I’ve just finished revising a sketch of mine to be a viable ten minute one act.  I needed to get that out of the way before I could finish researching and outlining a possible project.   I need to get that out of the way by the end of the month, so that I can be finished with revisions to Before Vinson (the play I brought to Valdez this year, back in the first stage of summer) by the middle of August.  I need those done by that time so I can prepare for a reading the piece will receive in the middle of September, after which I’ll be at work on a possible new ten minute play so I can have that ready to submit by mid-October.  And so on.

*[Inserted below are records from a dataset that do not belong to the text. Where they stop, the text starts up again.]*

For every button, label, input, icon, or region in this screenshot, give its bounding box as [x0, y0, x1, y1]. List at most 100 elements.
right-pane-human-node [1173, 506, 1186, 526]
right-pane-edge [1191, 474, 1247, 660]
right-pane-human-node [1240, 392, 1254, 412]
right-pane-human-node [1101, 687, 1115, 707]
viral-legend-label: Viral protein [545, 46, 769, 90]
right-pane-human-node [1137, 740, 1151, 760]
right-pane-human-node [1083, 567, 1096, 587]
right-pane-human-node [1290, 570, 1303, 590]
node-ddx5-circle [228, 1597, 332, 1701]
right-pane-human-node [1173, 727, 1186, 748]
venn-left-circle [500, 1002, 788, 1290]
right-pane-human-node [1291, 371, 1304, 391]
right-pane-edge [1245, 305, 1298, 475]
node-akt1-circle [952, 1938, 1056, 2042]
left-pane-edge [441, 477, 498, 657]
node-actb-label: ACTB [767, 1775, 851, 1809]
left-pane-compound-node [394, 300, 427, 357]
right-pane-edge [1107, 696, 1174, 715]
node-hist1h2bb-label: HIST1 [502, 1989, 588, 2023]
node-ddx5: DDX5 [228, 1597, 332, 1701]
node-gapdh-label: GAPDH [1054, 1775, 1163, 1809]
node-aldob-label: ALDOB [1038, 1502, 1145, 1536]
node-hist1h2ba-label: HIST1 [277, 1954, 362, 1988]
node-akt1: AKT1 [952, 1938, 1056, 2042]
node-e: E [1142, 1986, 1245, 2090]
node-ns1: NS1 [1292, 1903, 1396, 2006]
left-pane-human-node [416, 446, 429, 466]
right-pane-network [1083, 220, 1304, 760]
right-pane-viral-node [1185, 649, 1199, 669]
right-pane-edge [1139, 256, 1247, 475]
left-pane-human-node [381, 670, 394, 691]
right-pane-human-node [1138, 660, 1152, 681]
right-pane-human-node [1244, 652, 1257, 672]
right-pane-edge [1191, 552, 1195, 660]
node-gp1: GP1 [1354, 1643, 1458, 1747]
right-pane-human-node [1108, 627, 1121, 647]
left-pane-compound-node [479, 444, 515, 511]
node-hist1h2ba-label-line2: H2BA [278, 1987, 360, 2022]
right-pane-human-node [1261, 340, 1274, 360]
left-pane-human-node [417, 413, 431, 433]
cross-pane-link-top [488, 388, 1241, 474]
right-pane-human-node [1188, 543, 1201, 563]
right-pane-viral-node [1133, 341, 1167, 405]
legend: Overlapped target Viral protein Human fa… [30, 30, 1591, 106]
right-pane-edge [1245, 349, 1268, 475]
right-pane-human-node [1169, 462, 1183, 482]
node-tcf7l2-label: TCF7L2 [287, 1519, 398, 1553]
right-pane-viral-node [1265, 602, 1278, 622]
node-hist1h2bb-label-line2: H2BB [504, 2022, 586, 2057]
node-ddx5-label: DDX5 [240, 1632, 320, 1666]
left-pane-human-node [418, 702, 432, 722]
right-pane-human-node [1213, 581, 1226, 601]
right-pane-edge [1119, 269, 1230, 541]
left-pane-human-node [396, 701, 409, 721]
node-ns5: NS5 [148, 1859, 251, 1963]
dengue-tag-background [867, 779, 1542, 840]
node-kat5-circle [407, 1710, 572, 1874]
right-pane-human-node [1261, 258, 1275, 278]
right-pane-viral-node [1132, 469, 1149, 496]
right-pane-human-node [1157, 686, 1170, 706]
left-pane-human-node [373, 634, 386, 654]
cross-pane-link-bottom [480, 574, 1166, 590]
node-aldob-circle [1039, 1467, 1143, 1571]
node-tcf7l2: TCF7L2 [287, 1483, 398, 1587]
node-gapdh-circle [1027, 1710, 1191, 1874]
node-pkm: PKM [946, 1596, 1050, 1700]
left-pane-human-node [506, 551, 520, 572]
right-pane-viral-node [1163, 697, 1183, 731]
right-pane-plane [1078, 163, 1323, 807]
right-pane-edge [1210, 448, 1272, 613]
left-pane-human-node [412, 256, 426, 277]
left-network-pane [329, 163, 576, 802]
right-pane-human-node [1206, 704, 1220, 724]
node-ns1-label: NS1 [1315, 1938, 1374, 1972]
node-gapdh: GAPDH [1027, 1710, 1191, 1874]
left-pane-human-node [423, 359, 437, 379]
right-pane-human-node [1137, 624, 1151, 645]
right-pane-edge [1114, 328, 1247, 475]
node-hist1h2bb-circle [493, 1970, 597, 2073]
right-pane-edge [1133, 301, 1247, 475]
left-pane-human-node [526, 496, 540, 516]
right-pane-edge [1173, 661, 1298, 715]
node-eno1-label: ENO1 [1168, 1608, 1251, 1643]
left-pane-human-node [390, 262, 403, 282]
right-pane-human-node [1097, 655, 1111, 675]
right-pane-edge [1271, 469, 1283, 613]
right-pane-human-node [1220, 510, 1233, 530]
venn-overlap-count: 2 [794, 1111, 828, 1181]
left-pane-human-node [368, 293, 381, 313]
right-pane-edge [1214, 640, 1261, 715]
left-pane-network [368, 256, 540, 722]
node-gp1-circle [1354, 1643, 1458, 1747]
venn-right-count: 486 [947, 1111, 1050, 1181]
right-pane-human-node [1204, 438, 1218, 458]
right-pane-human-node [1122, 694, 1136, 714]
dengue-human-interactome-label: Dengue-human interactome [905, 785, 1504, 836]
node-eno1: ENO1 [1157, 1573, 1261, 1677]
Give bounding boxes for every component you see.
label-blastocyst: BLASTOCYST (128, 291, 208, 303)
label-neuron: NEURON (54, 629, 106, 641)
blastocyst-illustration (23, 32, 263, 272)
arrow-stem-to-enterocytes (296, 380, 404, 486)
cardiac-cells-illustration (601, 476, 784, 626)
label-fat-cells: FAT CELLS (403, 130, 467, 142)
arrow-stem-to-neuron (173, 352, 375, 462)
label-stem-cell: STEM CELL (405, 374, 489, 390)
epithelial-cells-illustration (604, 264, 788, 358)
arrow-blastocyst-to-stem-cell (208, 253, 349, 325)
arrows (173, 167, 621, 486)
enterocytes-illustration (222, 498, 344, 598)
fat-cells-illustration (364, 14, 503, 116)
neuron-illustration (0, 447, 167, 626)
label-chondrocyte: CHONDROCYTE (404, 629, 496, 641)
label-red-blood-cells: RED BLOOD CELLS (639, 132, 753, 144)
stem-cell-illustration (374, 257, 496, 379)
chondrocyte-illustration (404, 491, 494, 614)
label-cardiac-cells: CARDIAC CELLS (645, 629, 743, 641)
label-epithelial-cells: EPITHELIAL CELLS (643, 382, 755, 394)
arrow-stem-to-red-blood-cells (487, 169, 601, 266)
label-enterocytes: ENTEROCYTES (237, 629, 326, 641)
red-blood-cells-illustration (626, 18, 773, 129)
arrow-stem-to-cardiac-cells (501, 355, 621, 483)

That’s the infuriating thing.  Just because it’s predictable doesn’t mean I’m not caught off-guard by it, just as I am year after year.  I shouldn’t be, of course.  Just as you shouldn’t be caught off-guard by my ending yet another blog post lamenting the lack of time I have to do anything (which presumably includes writing this very blog post).  And yet, here we are.

Happy Summer Stage Three, everybody!